Sekarang gw jelasin untuk contoh case sebelumnya. Misal - kalau menurut gw penting untuk mendapatkan financial freedom, masa temen kantor toxic (dikit aja), gw malah resign? Gw punya purpose atau tujuan yang lebih besar lho. Sekarang kebayang ya. Itu bukan tentang mental health yang harus dijaga. Itu tentang mental adversity-nya yang kurang. I know - kondisi orang bisa beda-beda, but you got my point.
Beberapa Faktor Pendukung Mental Health
Nah kalo gitu apa faktor pendukung mental health gw? (Kalau ini opini gw ya, jujur gak pernah belajar dalem tentang topik ini). Tapi menurut gw, faktor-faktor pendukung mental health adalah: “apa hal yang walaupun kita mengalami hari yang hancur lebur, tapi dengan support system ini, kita jadi tetep waras?”
Tiap orang pasti punya jawaban yang beda-beda. Tapi kalau jawaban gw ini:
Khusyuk sama Allah
Getting some hugs
Bisa curhat
Somebody is actually care for me / love me
Being Impactful / bermanfaat buat orang lain
Sebentar, gw kategoriin dulu ya. Karena gak semuanya punya porsi yang sama. Kita pakai framework Kano Model misalnya (monggo di google buat yang mau tahu lebih dalam).
Must haves: Getting some hugs & bisa curhat. Nah ini hal-hal yang kalau gw dapet, bisa bikin gw function dan bisa kerja selayaknya hari-hari biasa. Kayak ke titik 0 lagi lah ibaratnya.
Performance: Khusyuk sama Allah & Somebody care for me. Ini hal-hal yang bisa bikin gw semangat dan jadi punya energy lebih untuk kerja.
Delighters: Dapet report memberi dampak/impact pada orang. Ini yang bikin gw merasa fulfilled.
Ada beberapa hal yang jadi catatan disini:
Disini gw gak mau ngejudge dulu tentang apa yang gw rasakan vs apa yang seharusnya. Contoh: “kok sama Allah ditaro disitu, harusnya kan lo punya Allah cukup, jod.”
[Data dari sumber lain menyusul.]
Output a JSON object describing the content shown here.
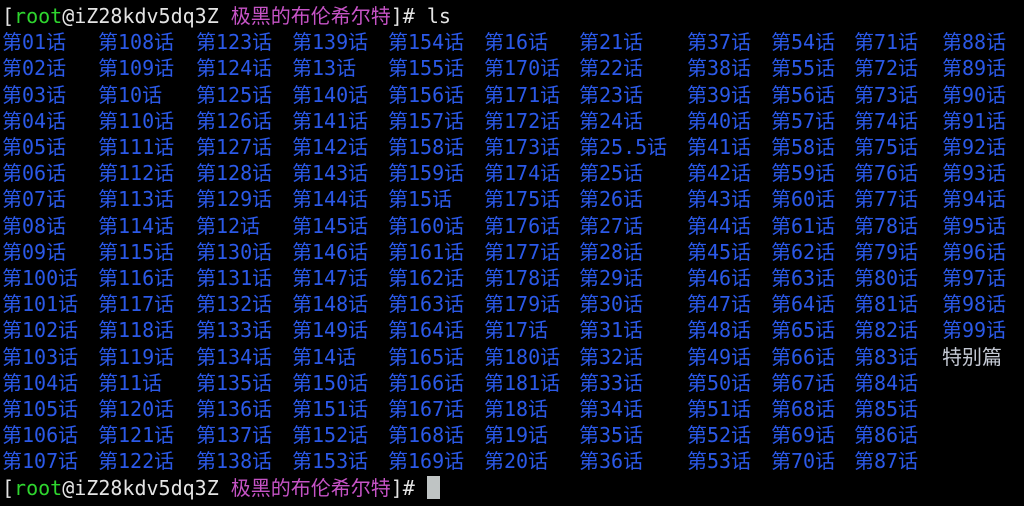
{
  "terminal": {
    "colors": {
      "background": "#000000",
      "foreground": "#e4e4e4",
      "user": "#2ed52e",
      "cwd": "#c653c6",
      "directory": "#2b59e8",
      "file": "#c4c9d4",
      "cursor": "#bfc4c4"
    },
    "prompt": {
      "bracket_open": "[",
      "user": "root",
      "at_host": "@iZ28kdv5dq3Z",
      "cwd": "极黑的布伦希尔特",
      "bracket_close": "]#",
      "command": "ls"
    },
    "listing": {
      "special_file": "特别篇",
      "columns": [
        [
          "第01话",
          "第02话",
          "第03话",
          "第04话",
          "第05话",
          "第06话",
          "第07话",
          "第08话",
          "第09话",
          "第100话",
          "第101话",
          "第102话",
          "第103话",
          "第104话",
          "第105话",
          "第106话",
          "第107话"
        ],
        [
          "第108话",
          "第109话",
          "第10话",
          "第110话",
          "第111话",
          "第112话",
          "第113话",
          "第114话",
          "第115话",
          "第116话",
          "第117话",
          "第118话",
          "第119话",
          "第11话",
          "第120话",
          "第121话",
          "第122话"
        ],
        [
          "第123话",
          "第124话",
          "第125话",
          "第126话",
          "第127话",
          "第128话",
          "第129话",
          "第12话",
          "第130话",
          "第131话",
          "第132话",
          "第133话",
          "第134话",
          "第135话",
          "第136话",
          "第137话",
          "第138话"
        ],
        [
          "第139话",
          "第13话",
          "第140话",
          "第141话",
          "第142话",
          "第143话",
          "第144话",
          "第145话",
          "第146话",
          "第147话",
          "第148话",
          "第149话",
          "第14话",
          "第150话",
          "第151话",
          "第152话",
          "第153话"
        ],
        [
          "第154话",
          "第155话",
          "第156话",
          "第157话",
          "第158话",
          "第159话",
          "第15话",
          "第160话",
          "第161话",
          "第162话",
          "第163话",
          "第164话",
          "第165话",
          "第166话",
          "第167话",
          "第168话",
          "第169话"
        ],
        [
          "第16话",
          "第170话",
          "第171话",
          "第172话",
          "第173话",
          "第174话",
          "第175话",
          "第176话",
          "第177话",
          "第178话",
          "第179话",
          "第17话",
          "第180话",
          "第181话",
          "第18话",
          "第19话",
          "第20话"
        ],
        [
          "第21话",
          "第22话",
          "第23话",
          "第24话",
          "第25.5话",
          "第25话",
          "第26话",
          "第27话",
          "第28话",
          "第29话",
          "第30话",
          "第31话",
          "第32话",
          "第33话",
          "第34话",
          "第35话",
          "第36话"
        ],
        [
          "第37话",
          "第38话",
          "第39话",
          "第40话",
          "第41话",
          "第42话",
          "第43话",
          "第44话",
          "第45话",
          "第46话",
          "第47话",
          "第48话",
          "第49话",
          "第50话",
          "第51话",
          "第52话",
          "第53话"
        ],
        [
          "第54话",
          "第55话",
          "第56话",
          "第57话",
          "第58话",
          "第59话",
          "第60话",
          "第61话",
          "第62话",
          "第63话",
          "第64话",
          "第65话",
          "第66话",
          "第67话",
          "第68话",
          "第69话",
          "第70话"
        ],
        [
          "第71话",
          "第72话",
          "第73话",
          "第74话",
          "第75话",
          "第76话",
          "第77话",
          "第78话",
          "第79话",
          "第80话",
          "第81话",
          "第82话",
          "第83话",
          "第84话",
          "第85话",
          "第86话",
          "第87话"
        ],
        [
          "第88话",
          "第89话",
          "第90话",
          "第91话",
          "第92话",
          "第93话",
          "第94话",
          "第95话",
          "第96话",
          "第97话",
          "第98话",
          "第99话",
          "特别篇"
        ]
      ]
    }
  }
}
Awalnya gw pikir gw butuh pujian, tapi setelah didalami lagi, ternyata bukan pujiannya yang penting, tapi bisa ‘menolong orang menjadi lebih baik’-nya yang penting. Itu ngasi energi buat gw. Kayak kalau lagi ngisi seminar, terus dapet laporan dari para mentee ngerasa bermanfaat gitu, nah itu fulfil pisan rasanya.
Punya jabatan, power, luxurious ownership kayak mobil rumah dll: jujur bukan itu lah faktor mental health.
Harta: awalnya gw kira ini juga part of mental health. Tapi setelah dipikir lagi: kalau punya Allah dan percaya sama janji Allah bahwa rezeki kita “pasti dijamin cukup selama di dunia”: ya udah percaya aja sama janji itu, gak perlu pusing ‘kalau gak ada duit jadi mental healthnya kacau’, misalnya.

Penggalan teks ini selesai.